Traumatic Brain Injury Results Clashing With Prevailing Dogmas About Brains

I have at this site written quite a bit about the preservation of mind and memory after surgeries that removed large portions of the brain, sometimes half of the brain. Examples were my posts "Preservation of Mind and Memories After Removal of Half a Brain" and "Cases of High Mental Function Despite Large Brain Damage." There is another way to look for evidence of how sensitive the mind is to brain damage: we can look for cases of cognitive effects of traumatic brain injury (often referred to as TBI).  Every year we have many cases of traumatic brain injury or TBI that result from events such as accidental falls, traffic accidents, car crashes or people being shot in the head. 

Before discussing such cases, I will need to discuss how there are several reasons why we should assume that the cognitive effects of traumatic brain injuries are probably not as high as typically reported in scientific studies.

Confounding factor #1: the incentive of many to perform poorly on cognitive tests after a brain injury.  There is strong reason to suspect that in many cases people given cognitive tests after a traumatic brain injury may not be trying as hard as they can on the tests. Some of the subjects (such as those injured in a car accident either inside or outside of a vehicle or those who fell in a work accident) may have pending law suits or pending benefit applications, and may think that good performance in cognitive tests may reduce their chance of being rewarded lots of money in a law suit or through a benefit application.  There are three ways in which a person might receive money after a traumatic brain injury:

(1) The person might engage in a law suit against a car driver that results in a large settlement such as an award of $100,000 or more.

(2) A person might apply for benefits under the Worker's Compensation program that provides monthly payments to workers injured on the job. 

(3) A person might apply for disability benefits that can be provided by the Social Security Administration if a worker has been judged to be disabled. 

Given all of these possibilities for potential financial gain after having a traumatic brain injury, it would not be surprising if many people who have had traumatic brain injury do not try as hard as they can on tests of their cognitive abilities. Many people who have traumatic brain injury may think that getting a high score on a cognitive test might damage their ability to get future benefits or future settlement money. 
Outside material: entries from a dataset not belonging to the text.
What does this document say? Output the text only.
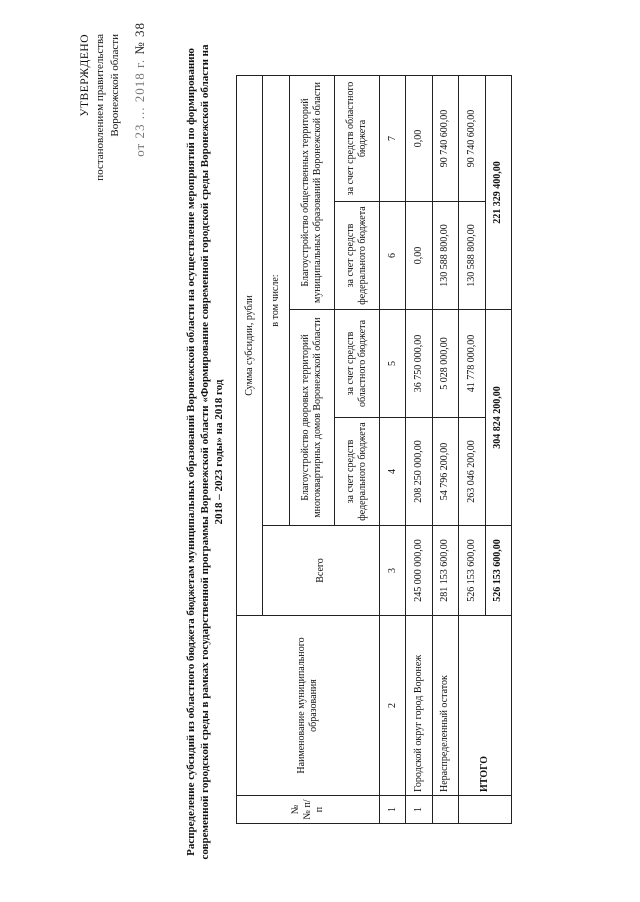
УТВЕРЖДЕНО постановлением правительства Воронежской области от 23 ... 2018 г. № 38
Распределение субсидий из областного бюджета бюджетам муниципальных образований Воронежской области на осуществление мероприятий по формированию современной городской среды в рамках государственной программы Воронежской области «Формирование современной городской среды Воронежской области на 2018 – 2023 годы» на 2018 год
№ № п/п	Наименование муниципального образования	Сумма субсидии, рубли				
		Всего	в том числе:			
			Благоустройство дворовых территорий многоквартирных домов Воронежской области		Благоустройство общественных территорий муниципальных образований Воронежской области	
			за счет средств федерального бюджета	за счет средств областного бюджета	за счет средств федерального бюджета	за счет средств областного бюджета
1	2	3	4	5	6	7
1	Городской округ город Воронеж	245 000 000,00	208 250 000,00	36 750 000,00	0,00	0,00
	Нераспределенный остаток	281 153 600,00	54 796 200,00	5 028 000,00	130 588 800,00	90 740 600,00
	ИТОГО	526 153 600,00	263 046 200,00	41 778 000,00	130 588 800,00	90 740 600,00
		526 153 600,00	304 824 200,00		221 329 400,00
Indeed, in the paper "Noncredible Explanations of Noncredible Performance on Symptom Validity Tests" we read quite a bit about reasons for thinking that some of those tested after traumatic brain injury might not have been trying as hard as they could.  Here are some excerpts:

"Invalid test results from poor effort or deliberate underachievement do not occur only in groups where there is an obvious external incentive to appear cognitively impaired, such as those seeking financial compensation for cognitive impairment. Even in groups previously assumed to be highly motivated to do well, effort may be poor, leading to invalid test results....Neuropsychologists now know that, in many different contexts, effort can be low to a degree that is sufficient to invalidate test results, especially if there is an incentive to appear impaired (e.g., Chafetz, 2008; Chafetz, Prentkowski, & Rao, 2011; Flaro, Green, & Robertson, 2007; Sullivan, May, & Galbally, 2007)....For people with an incentive to appear impaired and who fail effort tests, the observed test scores typically underestimate actual ability to a marked degree (Fox, 2011; Green, 2007; Meyers et al., 2011; Stevens et al., 2008). In groups of disability claimants or compensation claimants, including those who were already receiving financial disability benefits, it was found that about 30% of cases were not making enough effort to produce valid test results, and in the MTBI group, the figure was roughly 40% (Green et al., 2001)."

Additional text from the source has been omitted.